My current understanding of the issue:
All IRQs from NIC are handled by a single CPU. Under load, Blazegraph saturate this CPU (and others), this creates CPU contention with the NIC IRQ and leads to packet being dropped. Note that we also need a way to limit Blazegraph CPU consumption (T206108). Spreading those IRQ over multiple CPU should mitigate the contention.
Currently, all NIC related interrupt are handled by CPU0 (P7629).

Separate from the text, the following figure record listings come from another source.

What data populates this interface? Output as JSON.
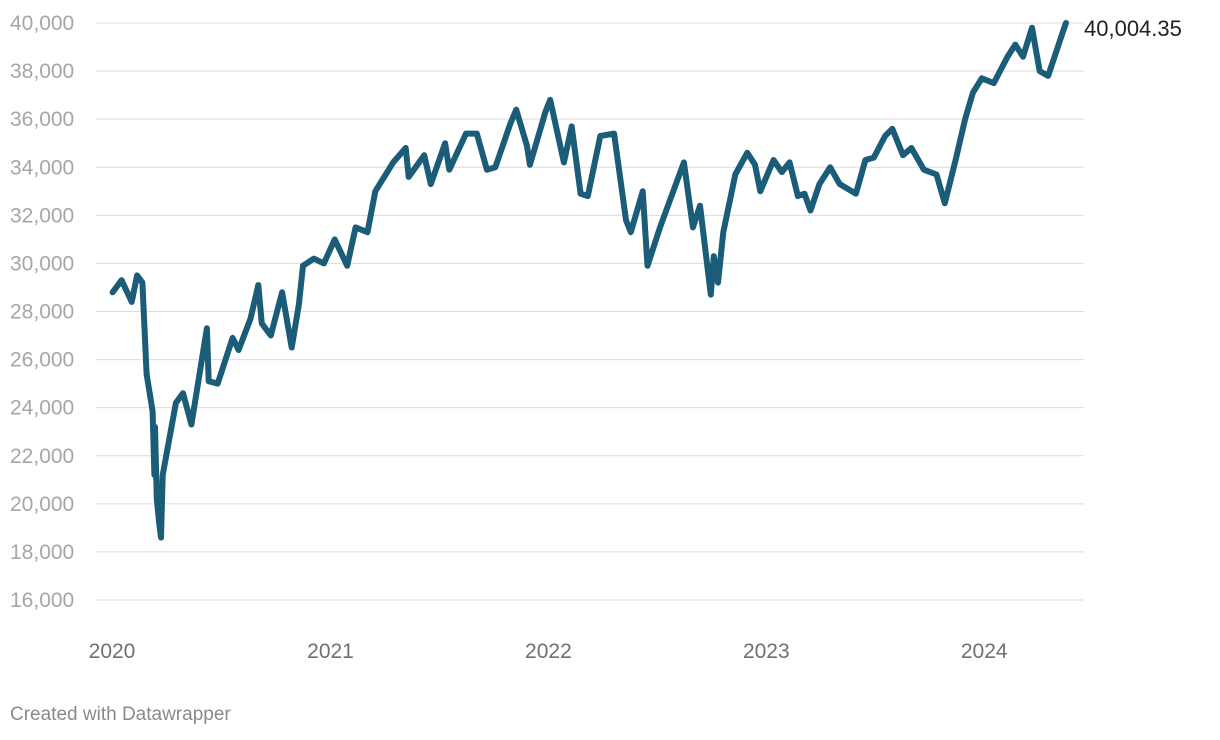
{
  "chart_data": {
    "type": "line",
    "title": "",
    "xlabel": "",
    "ylabel": "",
    "ylim": [
      16000,
      40000
    ],
    "xlim": [
      "2020-01-01",
      "2024-05-17"
    ],
    "yticks": [
      "16,000",
      "18,000",
      "20,000",
      "22,000",
      "24,000",
      "26,000",
      "28,000",
      "30,000",
      "32,000",
      "34,000",
      "36,000",
      "38,000",
      "40,000"
    ],
    "xticks": [
      "2020",
      "2021",
      "2022",
      "2023",
      "2024"
    ],
    "grid": "horizontal",
    "color": "#1b5c78",
    "end_label": "40,004.35",
    "series": [
      {
        "x": [
          "2020-01-02",
          "2020-01-17",
          "2020-02-03",
          "2020-02-12",
          "2020-02-21",
          "2020-02-28",
          "2020-03-09",
          "2020-03-12",
          "2020-03-13",
          "2020-03-16",
          "2020-03-20",
          "2020-03-23",
          "2020-03-26",
          "2020-04-06",
          "2020-04-17",
          "2020-04-29",
          "2020-05-13",
          "2020-06-08",
          "2020-06-11",
          "2020-06-26",
          "2020-07-21",
          "2020-07-31",
          "2020-08-20",
          "2020-09-02",
          "2020-09-08",
          "2020-09-23",
          "2020-10-12",
          "2020-10-28",
          "2020-11-09",
          "2020-11-16",
          "2020-12-04",
          "2020-12-21",
          "2021-01-08",
          "2021-01-29",
          "2021-02-12",
          "2021-03-04",
          "2021-03-17",
          "2021-04-16",
          "2021-05-07",
          "2021-05-12",
          "2021-06-07",
          "2021-06-18",
          "2021-07-12",
          "2021-07-19",
          "2021-08-16",
          "2021-09-03",
          "2021-09-20",
          "2021-10-04",
          "2021-10-29",
          "2021-11-08",
          "2021-11-26",
          "2021-12-01",
          "2021-12-27",
          "2022-01-04",
          "2022-01-27",
          "2022-02-09",
          "2022-02-24",
          "2022-03-08",
          "2022-03-29",
          "2022-04-21",
          "2022-05-11",
          "2022-05-19",
          "2022-06-08",
          "2022-06-16",
          "2022-07-07",
          "2022-08-16",
          "2022-08-31",
          "2022-09-12",
          "2022-09-30",
          "2022-10-05",
          "2022-10-12",
          "2022-10-21",
          "2022-11-10",
          "2022-11-30",
          "2022-12-13",
          "2022-12-22",
          "2023-01-13",
          "2023-01-27",
          "2023-02-09",
          "2023-02-23",
          "2023-03-06",
          "2023-03-16",
          "2023-03-31",
          "2023-04-18",
          "2023-05-04",
          "2023-05-31",
          "2023-06-16",
          "2023-06-30",
          "2023-07-19",
          "2023-07-31",
          "2023-08-18",
          "2023-09-01",
          "2023-09-22",
          "2023-10-13",
          "2023-10-27",
          "2023-11-14",
          "2023-11-30",
          "2023-12-13",
          "2023-12-28",
          "2024-01-17",
          "2024-02-09",
          "2024-02-22",
          "2024-03-06",
          "2024-03-21",
          "2024-04-03",
          "2024-04-17",
          "2024-05-02",
          "2024-05-10",
          "2024-05-17"
        ],
        "y": [
          28800,
          29300,
          28400,
          29500,
          29200,
          25400,
          23850,
          21200,
          23200,
          20200,
          19200,
          18600,
          21200,
          22700,
          24200,
          24600,
          23300,
          27300,
          25100,
          25000,
          26900,
          26400,
          27700,
          29100,
          27500,
          27000,
          28800,
          26500,
          28300,
          29900,
          30200,
          30000,
          31000,
          29900,
          31500,
          31300,
          33000,
          34200,
          34800,
          33600,
          34500,
          33300,
          35000,
          33900,
          35400,
          35400,
          33900,
          34000,
          35800,
          36400,
          34900,
          34100,
          36300,
          36800,
          34200,
          35700,
          32900,
          32800,
          35300,
          35400,
          31800,
          31300,
          33000,
          29900,
          31500,
          34200,
          31500,
          32400,
          28700,
          30300,
          29200,
          31300,
          33700,
          34600,
          34100,
          33000,
          34300,
          33800,
          34200,
          32800,
          32900,
          32200,
          33300,
          34000,
          33300,
          32900,
          34300,
          34400,
          35300,
          35600,
          34500,
          34800,
          33900,
          33700,
          32500,
          34300,
          36000,
          37100,
          37700,
          37500,
          38600,
          39100,
          38600,
          39800,
          38000,
          37800,
          38900,
          39500,
          40004.35
        ]
      }
    ]
  },
  "footer": {
    "credit": "Created with Datawrapper"
  }
}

NIC is currently configured with 1 TX and 4 RX queues, with a hardware max of 4 queues:
gehel@wdqs2003:~$ sudo ethtool -l eno1 Channel parameters for eno1: Pre-set maximums: RX: 4 TX: 4 Other: 0 Combined: 0 Current hardware settings: RX: 4 TX: 1 Other: 0 Combined: 0
With IRQ 79 (en1-rx-1), it looks like affinity is configured to spread IRQ to all CPUs in NUMA node 0.

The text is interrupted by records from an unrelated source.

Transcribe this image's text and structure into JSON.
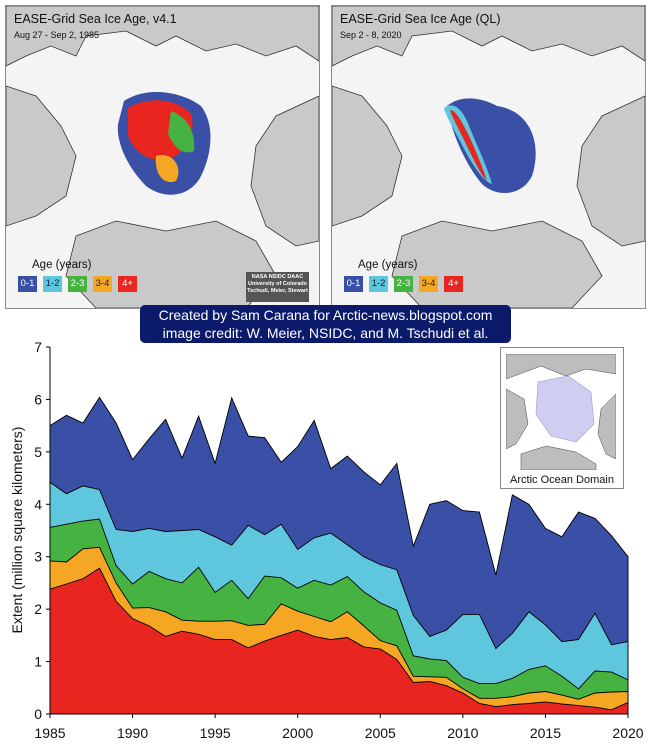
{
  "maps": [
    {
      "title": "EASE-Grid Sea Ice Age, v4.1",
      "date": "Aug 27 - Sep 2, 1985",
      "credit": [
        "NASA NSIDC DAAC",
        "University of Colorado",
        "Tschudi, Meier, Stewart"
      ]
    },
    {
      "title": "EASE-Grid Sea Ice Age (QL)",
      "date": "Sep 2 - 8, 2020"
    }
  ],
  "age_legend": {
    "title": "Age (years)",
    "classes": [
      {
        "label": "0-1",
        "color": "#3a4fa6"
      },
      {
        "label": "1-2",
        "color": "#5fc7dd"
      },
      {
        "label": "2-3",
        "color": "#45b241"
      },
      {
        "label": "3-4",
        "color": "#f5a623"
      },
      {
        "label": "4+",
        "color": "#e8261f"
      }
    ]
  },
  "credits": {
    "line1": "Created by Sam Carana for Arctic-news.blogspot.com",
    "line2": "image credit: W. Meier, NSIDC, and M. Tschudi et al."
  },
  "inset": {
    "caption": "Arctic Ocean Domain"
  },
  "chart_data": {
    "type": "area",
    "stacked": true,
    "ylabel": "Extent (million square kilometers)",
    "xlabel": "",
    "xlim": [
      1985,
      2020
    ],
    "ylim": [
      0,
      7
    ],
    "xticks": [
      1985,
      1990,
      1995,
      2000,
      2005,
      2010,
      2015,
      2020
    ],
    "yticks": [
      0,
      1,
      2,
      3,
      4,
      5,
      6,
      7
    ],
    "x": [
      1985,
      1986,
      1987,
      1988,
      1989,
      1990,
      1991,
      1992,
      1993,
      1994,
      1995,
      1996,
      1997,
      1998,
      1999,
      2000,
      2001,
      2002,
      2003,
      2004,
      2005,
      2006,
      2007,
      2008,
      2009,
      2010,
      2011,
      2012,
      2013,
      2014,
      2015,
      2016,
      2017,
      2018,
      2019,
      2020
    ],
    "series": [
      {
        "color": "#e8261f",
        "cumulative": [
          2.38,
          2.48,
          2.58,
          2.78,
          2.15,
          1.82,
          1.68,
          1.48,
          1.58,
          1.52,
          1.42,
          1.42,
          1.26,
          1.39,
          1.5,
          1.6,
          1.48,
          1.42,
          1.46,
          1.28,
          1.24,
          1.04,
          0.6,
          0.62,
          0.54,
          0.4,
          0.2,
          0.14,
          0.18,
          0.2,
          0.23,
          0.19,
          0.16,
          0.13,
          0.08,
          0.22
        ]
      },
      {
        "color": "#f5a623",
        "cumulative": [
          2.92,
          2.9,
          3.15,
          3.18,
          2.5,
          2.02,
          2.03,
          1.95,
          1.79,
          1.77,
          1.77,
          1.78,
          1.69,
          1.71,
          2.1,
          1.96,
          1.86,
          1.76,
          1.95,
          1.68,
          1.4,
          1.3,
          0.72,
          0.71,
          0.7,
          0.48,
          0.3,
          0.3,
          0.33,
          0.4,
          0.43,
          0.36,
          0.28,
          0.4,
          0.42,
          0.43
        ]
      },
      {
        "color": "#45b241",
        "cumulative": [
          3.56,
          3.62,
          3.68,
          3.72,
          2.83,
          2.48,
          2.72,
          2.58,
          2.5,
          2.8,
          2.32,
          2.55,
          2.2,
          2.63,
          2.6,
          2.4,
          2.55,
          2.46,
          2.62,
          2.33,
          2.12,
          1.98,
          1.11,
          1.05,
          1.02,
          0.7,
          0.58,
          0.58,
          0.68,
          0.85,
          0.92,
          0.72,
          0.48,
          0.82,
          0.8,
          0.65
        ]
      },
      {
        "color": "#5fc7dd",
        "cumulative": [
          4.42,
          4.2,
          4.35,
          4.28,
          3.52,
          3.48,
          3.54,
          3.48,
          3.5,
          3.52,
          3.38,
          3.22,
          3.6,
          3.42,
          3.62,
          3.14,
          3.36,
          3.45,
          3.23,
          3.0,
          2.85,
          2.75,
          1.88,
          1.48,
          1.6,
          1.9,
          1.9,
          1.25,
          1.54,
          1.95,
          1.7,
          1.38,
          1.42,
          1.92,
          1.32,
          1.38
        ]
      },
      {
        "color": "#3a4fa6",
        "cumulative": [
          5.5,
          5.7,
          5.55,
          6.04,
          5.55,
          4.85,
          5.25,
          5.62,
          4.88,
          5.68,
          4.78,
          6.03,
          5.3,
          5.27,
          4.8,
          5.1,
          5.6,
          4.68,
          4.92,
          4.62,
          4.37,
          4.78,
          3.2,
          4.0,
          4.07,
          3.88,
          3.85,
          2.65,
          4.18,
          4.0,
          3.54,
          3.38,
          3.85,
          3.73,
          3.4,
          3.0
        ]
      }
    ]
  }
}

gehel@wdqs2003:/proc/irq/79$ cat smp_affinity 00ff00ff gehel@wdqs2003:/proc/irq/79$ cat smp_affinity_list 0-7,16-23 gehel@wdqs2003:/proc/irq/79$ cat affinity_hint 00000000
My understanding of the various documentations I see is that the smp_affinity above should be sufficient to spread the IRQs. This does not match what I'm seeing, so I'm probably missing something.

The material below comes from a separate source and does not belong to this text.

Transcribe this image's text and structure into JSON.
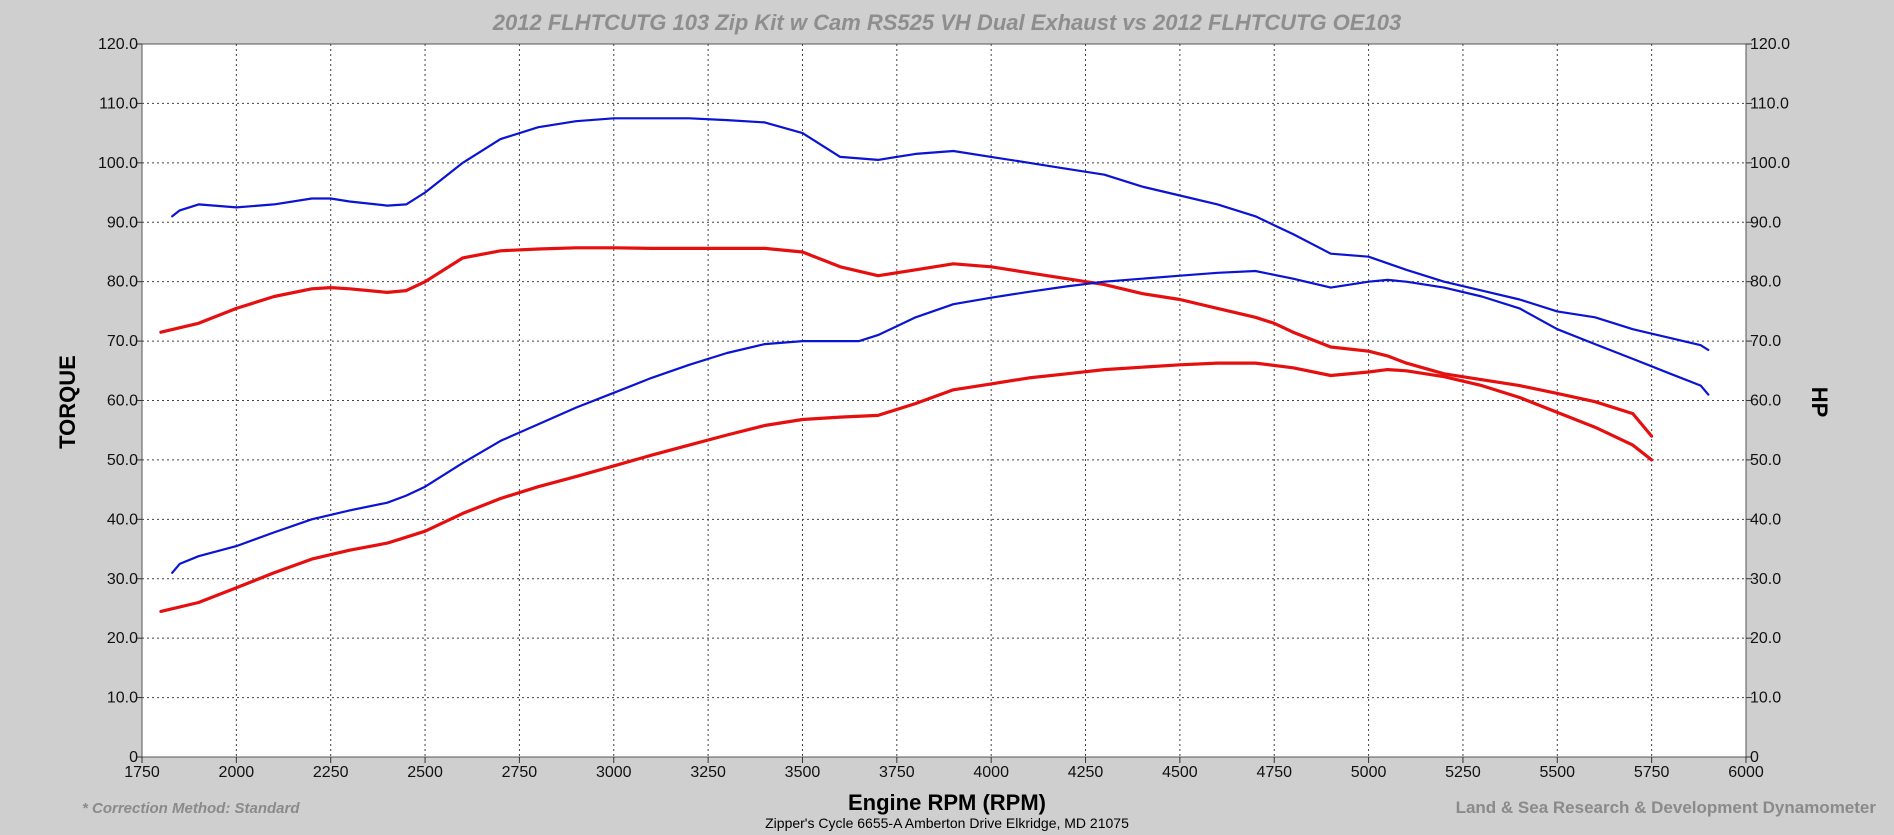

@BBlack: a review of the above and any pointer to the right direction would be welcomed!
With some trial an error, it looks like the smp_affinity = 00ff00ff would allow the IRQ to be managed by any CPU, but it is still managed by the first one (in this case, any == CPU0). Setting each IRQ on a specific CPU (and one only) will spread them. It looks like puppet interface::rps is setting this up, but it is also setting up a few other things. Time to read some more.